Essouna ist nicht irgendeine Moschee. Hier predigte einst Ali Benhadj, Nummer zwei und radikalster Vertreter der FIS. Am letzten Freitag, dem ersten Wochenende nach der Überschwemmung und Auftakt des Fastenmonats Ramadan, waren in den Gebetshäusern erneut scharfe Töne zu hören. Das Unwetter sei die Strafe Gottes für das lasterhafte, verwestlichte Leben vieler Algerier, verkündete so mancher Imam von der Kanzel.

„Es gibt Leute, die sich die aktuelle Lage für ihre Sache zu Nutze machen wollen“, meint Dr. Til Matine. Der Arzt aus dem Ministerium für Solidarität koordiniert Hilfsprogramme für Bab el-Oued. „Wir hatten tatsächlich organisatorische Schwierigkeiten bei der Verteilung der Hilfsgüter“, gesteht er ein.

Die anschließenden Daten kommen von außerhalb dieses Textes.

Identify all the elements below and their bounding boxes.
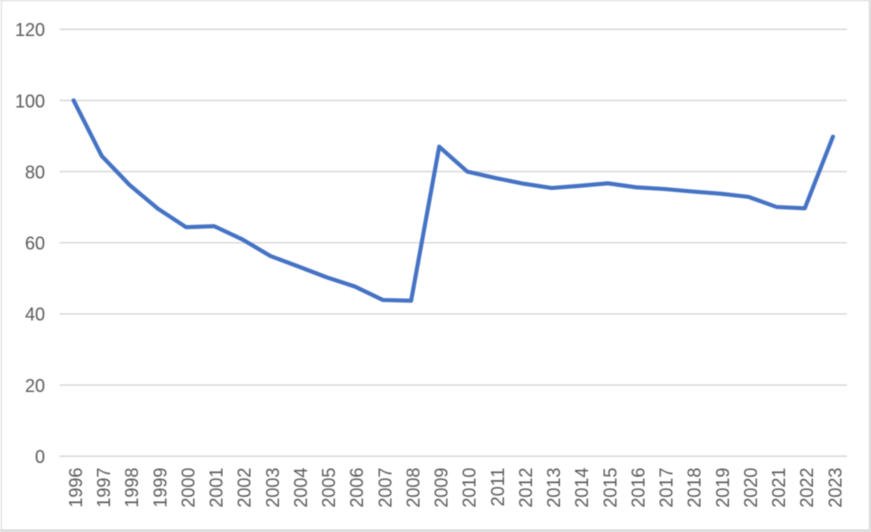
svg-text:2015: 2015 <box>600 468 620 508</box>
svg-text:0: 0 <box>35 447 45 467</box>
svg-text:2009: 2009 <box>432 468 452 508</box>
svg-text:2012: 2012 <box>516 468 536 508</box>
svg-text:2014: 2014 <box>572 468 592 508</box>
svg-text:20: 20 <box>25 376 45 396</box>
svg-text:2000: 2000 <box>179 468 199 508</box>
svg-text:2018: 2018 <box>685 468 705 508</box>
svg-text:2002: 2002 <box>235 468 255 508</box>
svg-text:60: 60 <box>25 234 45 254</box>
svg-text:2019: 2019 <box>713 468 733 508</box>
svg-text:2005: 2005 <box>319 468 339 508</box>
svg-text:2013: 2013 <box>544 468 564 508</box>
svg-text:100: 100 <box>15 91 45 111</box>
svg-text:2007: 2007 <box>375 468 395 508</box>
svg-text:2004: 2004 <box>291 468 311 508</box>
svg-text:120: 120 <box>15 20 45 40</box>
svg-text:1996: 1996 <box>66 468 86 508</box>
svg-text:2011: 2011 <box>488 468 508 507</box>
svg-text:2023: 2023 <box>825 468 845 508</box>
svg-text:1998: 1998 <box>122 468 142 508</box>
svg-text:2003: 2003 <box>263 468 283 508</box>
svg-text:1999: 1999 <box>150 468 170 508</box>
svg-text:40: 40 <box>25 305 45 325</box>
svg-text:2006: 2006 <box>347 468 367 508</box>
svg-text:2016: 2016 <box>629 468 649 508</box>
svg-text:2020: 2020 <box>741 468 761 508</box>
svg-text:2001: 2001 <box>207 468 227 508</box>
svg-text:2017: 2017 <box>657 468 677 508</box>
svg-text:2022: 2022 <box>797 468 817 508</box>
svg-text:2010: 2010 <box>460 468 480 508</box>
svg-text:2008: 2008 <box>404 468 424 508</box>
svg-text:1997: 1997 <box>94 468 114 508</box>
svg-text:2021: 2021 <box>769 468 789 508</box>
svg-text:80: 80 <box>25 162 45 182</box>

Auch Korruption und lange Finger bei der Vergabe möchte er nicht ausschließen.

„Es fehlt nicht an Hilfsgütern, sondern an Organisation“, meint Dr. Matine. Doch langsam bekomme das Ministerium die Lage in den Griff: 500 Familien seien bereits in andere Wohnungen umgesiedelt worden. Weitere 110 leben in Sidi Fredj nahe der Stadt in Zelten auf einem Platz, der im Sommer Jugendcamps aufnimmt. Um Betrügereien zu verhindern, will das Ministerium die Zwischenlager für Hilfsgüter schließen und direkt an die Betroffenen liefern. Die Konvois genießen Polizeischutz.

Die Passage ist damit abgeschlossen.